CEO, Parisian Family Office. Began Wall Street 1982. Drexel Burnham Lambert alum. Founded investment firm, Native American Advisors, '95. White Earth Chippewa, raised on reservations. Conservative. NYSE/FINRA arbitrator. Pureblood, clot-shot free. In a world on a social media dopamine binge, he trades from GHOST RANCH on the Yellowstone River in MT, TN farm, PAMELOT or CASA TULE', his winter camp in Los Cabos, Mexico. Always been, will always be, an optimist. Answer to no one.

Saturday, April 26, 2025

What is "rich" or "wealthy"?

We all think we know what wealth is, but sometimes the "obvious" misses the mark.

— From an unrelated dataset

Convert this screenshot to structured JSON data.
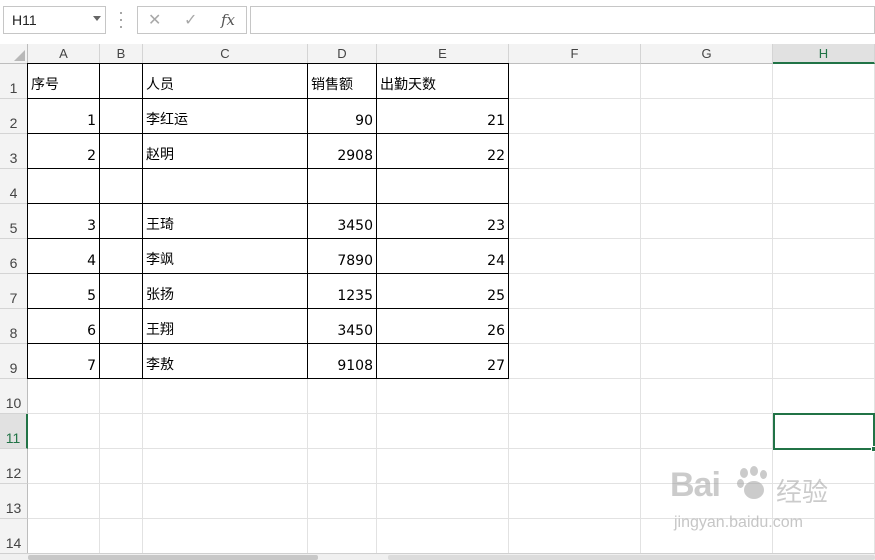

Asking "what is wealth?" seems needless because we all know what wealth is: never having to work again, endless leisure, endless consumption of the "good things of life," being waited on hand and foot, luxurious belongings, vehicles and homes, a life of travel and sport, trust funds, stacks of secure gold, and so on.

All this is "obvious," but is that certainty illusory? There are many people with $2 million in net worth, a significant number with $20 million, and more than a few with $200 million. All would be considered wealthy by the average household earning $63,000 annually with a total net worth of less than $100,000, not to mention the 61 million American wage-earners who pull down less than $20,000 a year who own negligible net worth.

Those with a mere $2 million may not reckon themselves wealthy, if their eyes are fixed on those with $20 million. But if a wealthy person suddenly discovers they are riddled with fast-growing cancer, then they quickly lose interest in financial wealth except in terms of what medical treatment it can buy.

There really isn't much more modern medicine can do for someone worth $200 million than it can for someone worth $2 million; once one's life and health are at risk, then conceptions of "wealth" are drastically reordered: health is wealth, and nothing else matters.

Once lost, health is difficult to restore, and financial wealth is no longer the key metric. The graveyards are full of extremely wealthy people who died "before their time."

A life of leisure may not be all it's cracked up to be, either. Whether it is paid or not, work is the foundation of meaning and identity. Those without work become depressed, those who retire often fade and die, and those with no goals or work ethic become dilettantes who enrich various therapists and pyschiatrists with their ailments and unhappinesses.

It's not just leisure that's wealth, it's control of one's work life.

We might also ask if wealth correlates all that closely with happiness. Judging by the hordes of wealthy people who are drugged-out, alcoholic, and in permanent therapy, we can surmise the correlation is not quite as strong as the "financial wealth is everything" PR would have it.